Why is that so scary?

I had always spent a lot of time in the water. When I found out my cousin was diving, I wanted to go and we did. I didn't even know there was such a thing as certification. When he told me, I thought it was silly. It would have been nice to have the book though. My cousin who was OW certified complained when I hit the bottom and messed things up for him so I didn't do it. My OW instructor made me sit on the bottom. LOL...but I paid the money and got the card so my cousin would stop complaining.

Since then I have taken dozens and dozens of classes. There were exactly three where I learned anything from the instructor.

My wife and her buddy were abandoned by their OW instructo and I had an instructor swim off and leave me on one of my deep diver specialty dives.

My wifes first dive in doubles was a dive to 160ft under the supervision of an instructor who didn't feel good and never got in the water. the class was supposed to be six dives and we did three or four only but no matter because we did them alone anyway.

During another class that was supposed to be six dives we were only required to do 2 and we had to help the instructor stay down on the first one because he was underweighted. The instructor said he was comfortable cutting it short because we were so good. Well, we were good enough to help his sorry butt through a dive anyway. After we got the card and knew what skills we were supposed to have learned we went out and learned them on our own.

It really was a matter of jumping through the hoops to satisfy the system and pay the money in order to get the cards.

Aside from my cousin in the beginning I taught myself to dive. My first good instructor was my normoxic trimix instructor. The second was my cave instructor.

I could have easily done without all the rest.

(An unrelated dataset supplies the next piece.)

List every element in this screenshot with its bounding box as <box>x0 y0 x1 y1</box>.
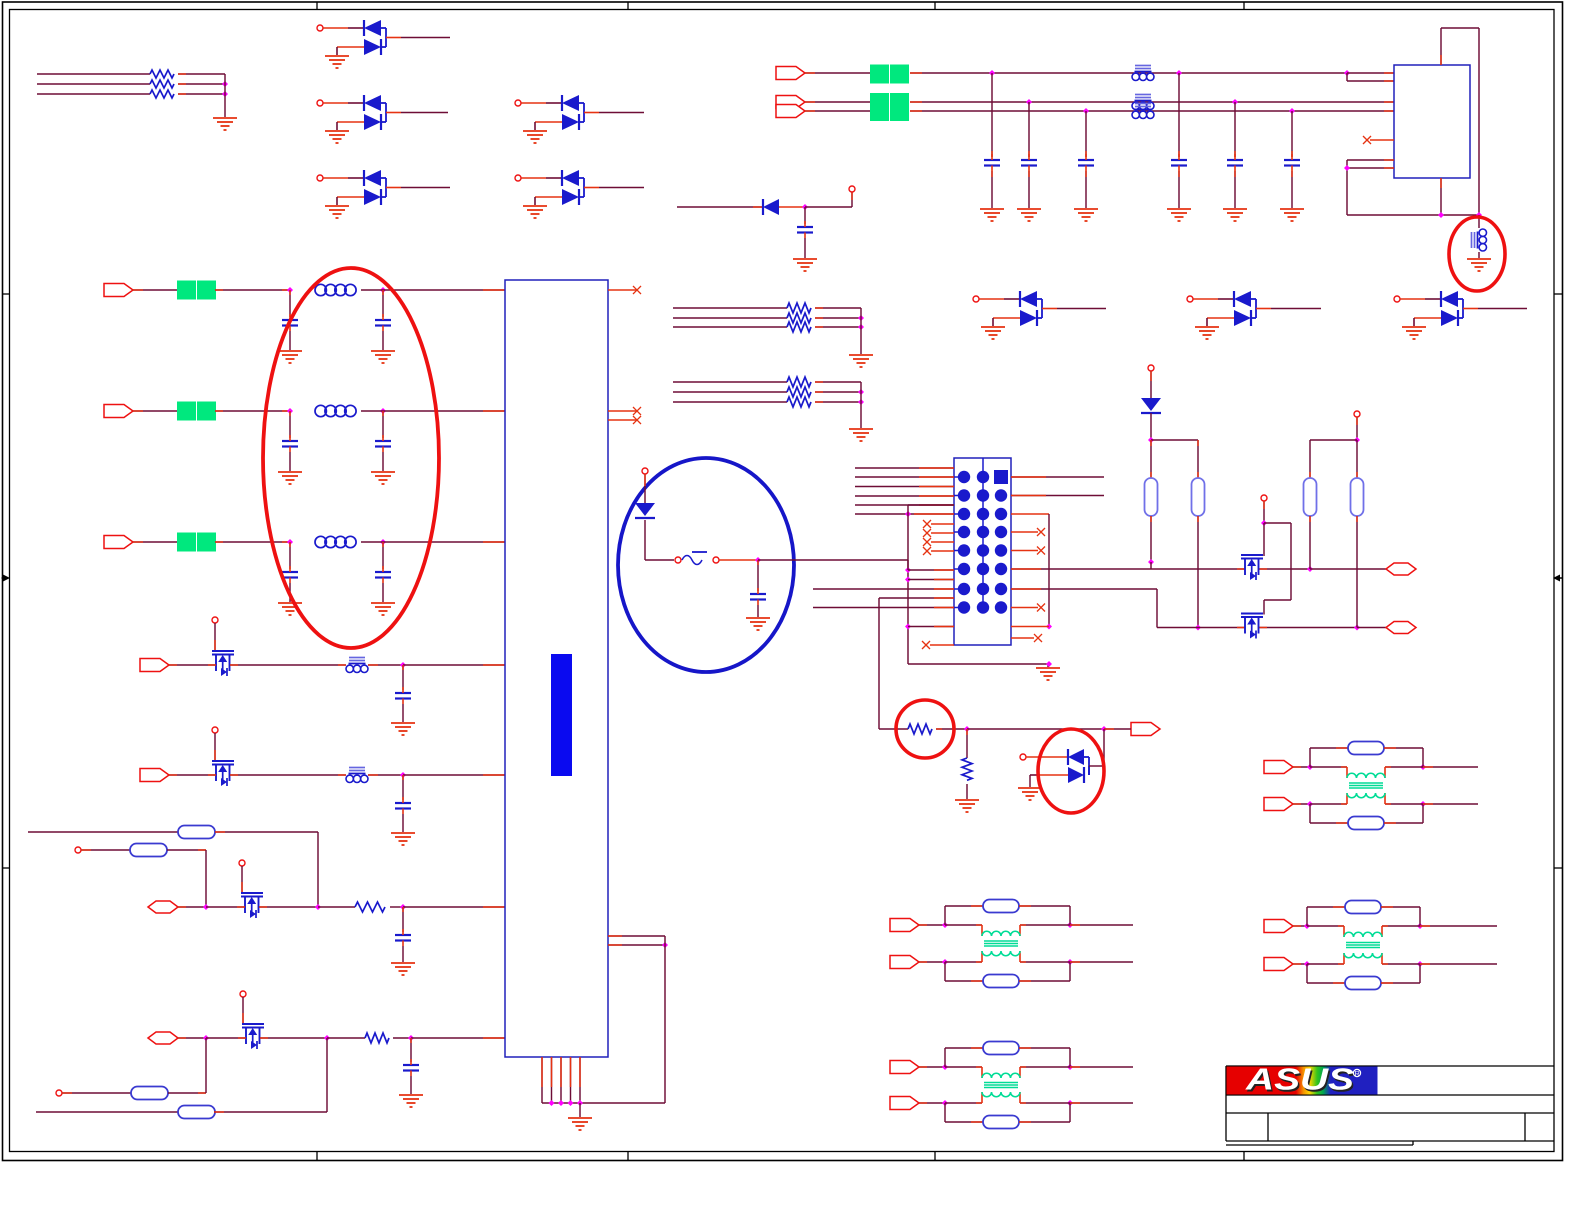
svg-text:ASUS: ASUS <box>1245 1062 1355 1097</box>
svg-text:R: R <box>1355 1071 1360 1078</box>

I'm not suggesting that most people should dive without training and remember I did have my OW cousin. I am suggesting though that buying a card does not mean that you were trained. It isn't skill that's requuired it's the card.
 
MikeFerrara:
If you think the training is good check out what countries like France, some provinces in Canada and Maxico are doing.

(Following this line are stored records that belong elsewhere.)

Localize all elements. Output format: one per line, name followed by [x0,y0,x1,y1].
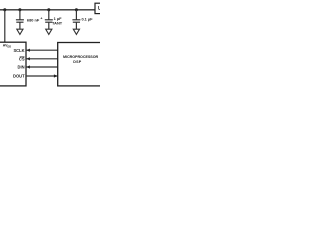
ADC box left (cropped) [0,42,26,86]
arrowhead into DIN pin [26,65,30,68]
regulator U1 box top right (cropped) [95,3,103,13]
microprocessor DSP box (cropped right) [58,43,113,86]
arrowhead into SCLK pin [26,49,30,52]
svg-text:0.1 µF: 0.1 µF [81,16,93,21]
svg-text:MICROPROCESSOR: MICROPROCESSOR [63,55,99,59]
capacitor C3 0.1 uF [72,10,80,29]
arrowhead into CS pin [26,57,30,60]
svg-text:DIN: DIN [18,65,25,70]
ground under C2 [46,29,52,34]
svg-text:TANT: TANT [52,20,63,25]
svg-text:680 nF: 680 nF [27,18,40,23]
wire DIN [26,66,58,68]
svg-text:+: + [40,16,42,20]
value label 1 uF TANT [52,16,63,25]
svg-text:SCLK: SCLK [13,48,24,53]
wire SCLK [26,49,58,51]
ground under C3 [73,29,79,34]
node junction dot at C2 [47,8,50,11]
node junction dot at C1 [18,8,21,11]
wire CS [26,58,58,60]
wire AVDD supply rail [0,9,95,11]
pin label CS with overline [19,57,25,62]
wire AVDD stub down to ADC [4,10,6,42]
svg-text:DD: DD [7,45,11,49]
pin label AVDD [3,44,11,49]
svg-text:DSP: DSP [73,60,82,64]
svg-text:DOUT: DOUT [13,74,25,79]
node junction dot at C3 [75,8,78,11]
arrowhead into DSP [54,74,58,77]
wire DOUT [26,75,57,77]
ground under C1 [17,29,23,34]
svg-text:CS: CS [19,57,25,62]
node junction dot at AVDD pin stub [3,8,6,11]
capacitor C1 680 nF [16,10,24,29]
svg-text:U: U [98,6,100,12]
capacitor C2 1 uF TANT [40,10,52,29]
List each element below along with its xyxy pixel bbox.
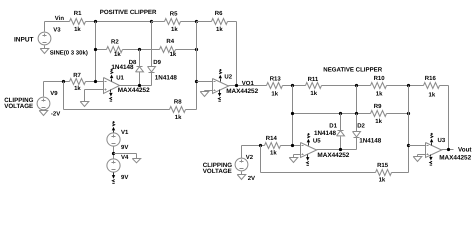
- svg-text:V3: V3: [53, 26, 61, 33]
- ground at V9: [39, 111, 48, 116]
- svg-text:R10: R10: [374, 75, 386, 82]
- svg-text:V2: V2: [246, 154, 254, 161]
- resistor R8: [170, 107, 186, 113]
- wire feedback column x=63.5 down and R8 row y=107.9: [63, 82, 65, 110]
- svg-text:R8: R8: [174, 99, 182, 106]
- diode D8: [137, 66, 143, 68]
- svg-text:1N4148: 1N4148: [314, 130, 337, 137]
- ground at U1 + input: [80, 102, 89, 107]
- svg-text:NEGATIVE CLIPPER: NEGATIVE CLIPPER: [323, 66, 382, 73]
- wire V2 bottom stem: [241, 172, 243, 175]
- svg-text:V1: V1: [121, 129, 129, 136]
- junction node A branch to R2: [94, 48, 97, 51]
- wire supply midpoint to ground: [114, 153, 137, 155]
- wire U5 noninverting input to ground: [294, 154, 301, 156]
- svg-text:1k: 1k: [114, 51, 121, 58]
- wire R1 right to junction A: [86, 21, 152, 23]
- junction node B branch to R9 row: [291, 112, 294, 115]
- wire clipping voltage row y=81.5 to R7: [44, 81, 70, 83]
- svg-text:R11: R11: [308, 76, 319, 83]
- voltage source V4: [107, 159, 120, 172]
- V- flag at V4 supply: [113, 173, 115, 176]
- voltage source V1: [107, 133, 120, 146]
- svg-text:R4: R4: [166, 38, 174, 45]
- wire R5 leads: [152, 21, 165, 23]
- svg-text:MAX44252: MAX44252: [317, 152, 349, 159]
- svg-text:V4: V4: [121, 154, 129, 161]
- voltage source V2: [235, 158, 248, 171]
- svg-text:1k: 1k: [429, 92, 436, 99]
- V+ flag at V1 supply: [113, 131, 115, 134]
- wire U3 inverting input: [409, 145, 426, 147]
- ground at supply midpoint: [132, 159, 140, 163]
- resistor R15: [376, 170, 392, 176]
- svg-text:1k: 1k: [74, 26, 81, 33]
- op-amp U1 MAX44252: [104, 78, 120, 94]
- wire R10 right lead: [387, 85, 424, 87]
- svg-text:1k: 1k: [270, 150, 277, 157]
- svg-text:1k: 1k: [171, 26, 178, 33]
- wire D2 column to diode: [356, 114, 358, 132]
- junction U2 output with R6 feedback: [235, 84, 238, 87]
- wire node A vertical down to U1 inverting input: [95, 22, 97, 82]
- svg-text:U1: U1: [116, 74, 124, 81]
- svg-text:-2V: -2V: [51, 110, 60, 117]
- svg-text:U2: U2: [224, 73, 232, 80]
- wire R16 right corner down to U3 output: [440, 85, 449, 87]
- svg-text:D9: D9: [153, 59, 161, 66]
- junction R7 left / feedback branch: [62, 80, 65, 83]
- V+ flag at U5: [308, 143, 310, 146]
- ground at U2 + input: [200, 92, 209, 97]
- junction U2 inverting input node: [195, 80, 198, 83]
- junction node A (R1/R5/vertical): [94, 20, 97, 23]
- svg-text:INPUT: INPUT: [14, 37, 34, 44]
- svg-text:1N4148: 1N4148: [111, 64, 134, 71]
- voltage source V9: [37, 97, 50, 110]
- resistor R6: [212, 19, 228, 25]
- svg-text:MAX44252: MAX44252: [226, 88, 258, 95]
- wire V3 stem to top rail: [44, 22, 46, 32]
- V- flag at U5: [307, 155, 309, 158]
- svg-text:1k: 1k: [379, 177, 386, 184]
- wire R8 right to rising column: [186, 109, 197, 111]
- svg-text:9V: 9V: [121, 174, 128, 181]
- voltage source V3: [38, 32, 51, 45]
- svg-text:U3: U3: [438, 137, 446, 144]
- svg-text:Vin: Vin: [55, 15, 65, 22]
- svg-text:1N4148: 1N4148: [359, 138, 382, 145]
- wire R15 row y=173.5: [261, 172, 376, 174]
- wire D9 column from junction down: [151, 22, 153, 67]
- V- flag at U2: [219, 90, 221, 94]
- wire D2 bar to U5 output rail corner: [356, 138, 358, 150]
- svg-text:POSITIVE CLIPPER: POSITIVE CLIPPER: [100, 9, 157, 16]
- wire R2 to D8 node: [123, 49, 160, 51]
- svg-text:MAX44252: MAX44252: [118, 87, 150, 94]
- svg-text:1k: 1k: [375, 118, 382, 125]
- wire V9 bottom stem: [43, 110, 45, 112]
- junction D8 top node: [138, 48, 141, 51]
- svg-text:R13: R13: [270, 75, 282, 82]
- wire U2 noninverting input to ground: [205, 90, 213, 92]
- resistor R4: [160, 47, 176, 53]
- wire U1 output rail y=85.5: [120, 85, 152, 87]
- wire V3 bottom to ground: [44, 46, 46, 49]
- V- flag at U3: [430, 155, 432, 157]
- junction R14 left / R15 branch: [259, 144, 262, 147]
- wire R2/R4 row y=49.3: [96, 49, 107, 51]
- resistor R2: [107, 47, 123, 53]
- wire node B vertical down to U5 inverting input: [292, 86, 294, 146]
- junction R10/R16 node: [407, 84, 410, 87]
- V+ flag at U2: [220, 79, 222, 82]
- junction R11/R10 node with D2 column: [355, 84, 358, 87]
- wire R11 right lead: [322, 85, 371, 87]
- svg-text:R9: R9: [374, 103, 382, 110]
- diode D1: [338, 130, 344, 132]
- svg-text:R5: R5: [170, 10, 178, 17]
- wire column x=196.3 from R8 row up to top rail: [196, 22, 198, 110]
- wire D8 cathode to U1 output rail: [139, 72, 141, 86]
- svg-text:SINE(0 3 30k): SINE(0 3 30k): [50, 49, 88, 56]
- svg-text:1N4148: 1N4148: [155, 75, 178, 82]
- wire R15 branch column x=260.5: [260, 146, 262, 173]
- ground at U3 + input: [413, 157, 422, 162]
- junction node B (R13/R11/vertical): [291, 84, 294, 87]
- wire Vin net: V3 to R1 to node A (top rail y=21.4): [45, 21, 70, 23]
- svg-text:VOLTAGE: VOLTAGE: [203, 168, 232, 175]
- resistor R5: [165, 19, 181, 25]
- wire R7 to U1 inverting input: [86, 81, 104, 83]
- resistor R10: [371, 83, 387, 89]
- V- flag at U1: [110, 90, 112, 93]
- junction R5/R6 node: [195, 20, 198, 23]
- junction D9 column top: [150, 20, 153, 23]
- resistor R11: [306, 83, 322, 89]
- junction D1 on U5 output rail: [339, 148, 342, 151]
- op-amp U5 MAX44252: [301, 143, 317, 158]
- junction U3 output with R16 feedback: [447, 148, 450, 151]
- junction U5 inverting input node: [291, 144, 294, 147]
- svg-text:1k: 1k: [216, 26, 223, 33]
- junction supply midpoint: [112, 152, 115, 155]
- wire U3 noninverting input to ground: [418, 154, 426, 156]
- op-amp U3 MAX44252: [426, 143, 442, 158]
- svg-text:R6: R6: [215, 10, 223, 17]
- ground at V3: [40, 49, 49, 54]
- wire column x=408.8 from main rail down to R15 row: [408, 86, 410, 173]
- junction R9 right on column x=408.8: [407, 112, 410, 115]
- svg-text:MAX44252: MAX44252: [439, 155, 471, 162]
- svg-text:R14: R14: [266, 135, 278, 142]
- svg-text:1k: 1k: [376, 91, 383, 98]
- ground at U5 + input: [289, 158, 298, 163]
- wire U1 noninverting input to ground: [85, 89, 104, 91]
- svg-text:1k: 1k: [175, 114, 182, 121]
- wire D1 to U5 output rail: [340, 137, 342, 150]
- diode D9: [148, 67, 156, 72]
- svg-text:1k: 1k: [74, 85, 81, 92]
- junction D1 top node: [339, 112, 342, 115]
- resistor R7: [70, 79, 86, 85]
- svg-text:1k: 1k: [271, 90, 278, 97]
- op-amp U2 MAX44252: [213, 79, 229, 94]
- V+ flag at U3: [431, 143, 433, 146]
- wire U3 output / Vout net: [442, 149, 454, 151]
- wire R9 row y=114.3: [293, 113, 371, 115]
- junction R4 right on feedback column: [195, 48, 198, 51]
- ground at V2: [237, 175, 246, 180]
- svg-text:9V: 9V: [121, 144, 128, 151]
- resistor R16: [424, 83, 440, 89]
- wire R9 right lead: [387, 113, 409, 115]
- wire R14 to U5 inverting input: [281, 145, 301, 147]
- V+ flag at U1: [111, 79, 113, 82]
- svg-text:1k: 1k: [170, 51, 177, 58]
- svg-text:R15: R15: [377, 162, 389, 169]
- wire U5 output rail y=149.8: [317, 149, 357, 151]
- junction D2 top node: [355, 112, 358, 115]
- resistor R13: [267, 83, 283, 89]
- wire R13 to node B: [283, 85, 306, 87]
- svg-text:1k: 1k: [310, 90, 317, 97]
- svg-text:R16: R16: [425, 75, 437, 82]
- svg-text:R1: R1: [74, 10, 82, 17]
- wire clipping voltage row y=145 to R14: [242, 145, 265, 147]
- wire R6 leads and corner down to U2 output: [197, 21, 212, 23]
- wire U2 output / VO1 net: [229, 85, 267, 87]
- svg-text:VOLTAGE: VOLTAGE: [4, 103, 33, 110]
- svg-text:V9: V9: [50, 90, 58, 97]
- svg-text:R7: R7: [73, 72, 81, 79]
- wire V9 riser: [43, 82, 45, 97]
- wire R15 right lead: [392, 172, 409, 174]
- resistor R9: [371, 111, 387, 117]
- wire D1 anode lead: [340, 114, 342, 131]
- wire V2 riser: [241, 146, 243, 159]
- junction U1 inverting input node: [94, 80, 97, 83]
- svg-text:Vout: Vout: [458, 147, 472, 154]
- wire V1 to V4: [113, 147, 115, 160]
- junction U3 inverting input node: [407, 144, 410, 147]
- wire D9 bar to U1 output rail corner: [151, 73, 153, 86]
- svg-text:D1: D1: [329, 123, 337, 130]
- wire R4 right lead: [176, 49, 197, 51]
- junction D8 cathode on output rail: [138, 84, 141, 87]
- svg-text:2V: 2V: [248, 175, 255, 182]
- wire D2 column upper part: [356, 86, 358, 114]
- wire D8 anode lead: [139, 50, 141, 67]
- diode D2: [353, 132, 361, 137]
- svg-text:VO1: VO1: [242, 80, 255, 87]
- svg-text:R2: R2: [111, 38, 119, 45]
- svg-text:U5: U5: [313, 138, 321, 145]
- resistor R1: [70, 19, 86, 25]
- wire U2 inverting input: [197, 81, 213, 83]
- resistor R14: [265, 143, 281, 149]
- svg-text:D2: D2: [357, 123, 365, 130]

Mike is right, here in Mexico, they have just rewritten a law that states you must have a certification from a recognized agency to dive in the National marine parks.

This is mainly due to the increase of international lawsuits coming out of the US against mexican owned companies.

now... what do you call a hundred lawyers at the sea???
 

My father used to tell me how, back in the mid-60's, he went to a junk yard and found a used scuba tank with a j-valve; bought a cheap regulator from Duda's Diving Duds and would go to the local quarry with his friends. No depth or pressure guages. When it got hard to breath he just switched over to the reserve and came up.

He saw me one day, dressed up in all my gear and laughed! He understands why we do the things we do now, but my point being... the whole industry has come a long way.
 
now... what do you call a hundred lawyers at the bottom of the sea???

a good start, of course

:11:
 
cancun mark:
Mike is right, here in Mexico, they have just rewritten a law that states you must have a certification from a recognized agency to dive in the National marine parks.

This is mainly due to the increase of international lawsuits coming out of the US against mexican owned companies.

what exactly is the law in Cozumel. Do you need a guide to dive or are commercial charters just required to provide one?

If you had your own boat could you dive without a guid?